If you had Alzheimer's for 9 years, the policy benefits would have been exhausted after those 5 years and you would be paying for the last four years from your own money.
Most insurance companies have a number of benefit periods to choose from. Typically they are 2, 3, 4, 5, 6, 7, or 10 years OR an Unlimited benefit period (say you went on claim for 35 years due to being in a wheelchair or something).
Most LTC policies have at least four or five different benefits periods from the above choices which you can choose from for your policy.
The benefit period, whether a set number of years, say 4 years for example or unlimited years are the MAXIMUM amount of time, if you used your FULL chosen daily or monthly benefit that your policy would pay on a claim.
Now for the "Short and Fat" part...
Long ago there wasn't too much difference in the premium prices for a 5 year benefit period compared to an Unlimited policy. So since there wasn't much of a cost difference, many clients chose the Unlimited benefit to protect against a HUGE potential disaster of needing help in bathing/dressing, etc. for DECADES -- not just a few years.
But today, there is a much larger difference in the premium prices for unlimited. So what to do?
First of all let me say that one of the largest LTC insurance companies has statistics that show that only 11% of their claims last longer than five years. Of course this means that about 90% of the claims last shorter than five years. So the odds are very much in favor of never needing a policy that would pay unlimited years.
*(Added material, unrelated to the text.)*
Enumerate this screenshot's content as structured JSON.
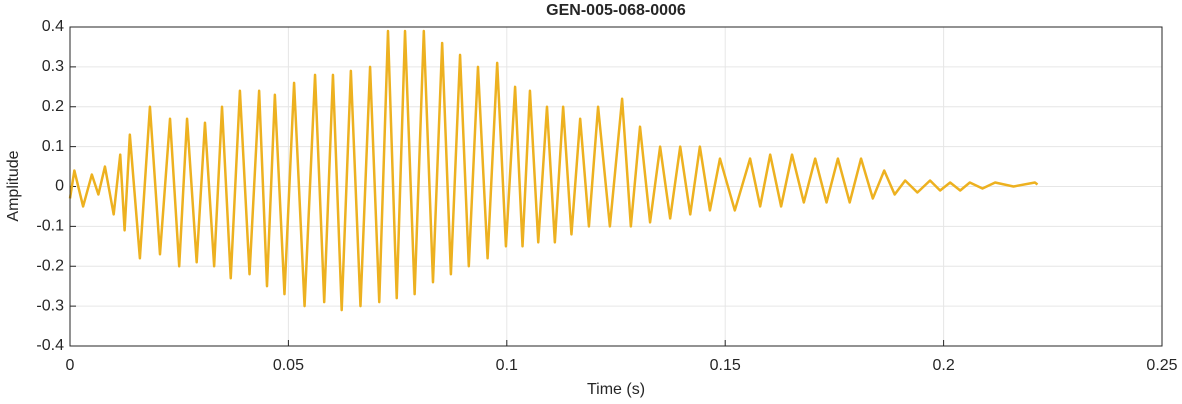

So compared with a policy that offers an Unlimited benefit period, you can get a much higher daily/monthly dollar benefit that you are MUCH more likely to actually use and benefit from. Any unused dollar benefits will extend the number of years of your benefit period and not be lost.
Also you are much more likely to use a higher dollar amount for 2-4 years than having to pay extra money out of your pocket during care with a benefit period that is probably never going to be reached.
But... if you are pretty young (30-55) an Unlimited policy still might be a choice to look at. Older ages will find Unlimited years of benefits very expensive and there is likely a better way to structure a policy.
So knowing the above statistics, would it make more sense to you to have a Short and Fat policy (one with a larger daily or monthly dollar benefit for a shorter period of time)verses... a smaller daily or monthly dollar benefit for a longer period of years?
I'd put my money on Short and Fat!!
So if you would normally consider a policy that pays $150 per day for 7, 10 years or an Unlimited benefit period... you MIGHT seriously consider a policy that would pay $180-$200 per day for three to five years instead.
No sense in paying money out of pocket during the 3-5 years you are most likely to remain on claim. Keep in mind that in 20 or 30 years the compounded inflation policy rider will work in your favor by giving you much more purchasing power to pay for care by starting out with a bigger initial benefit!
The odds are pretty good that the insurance company will pay more out for your care under these conditions.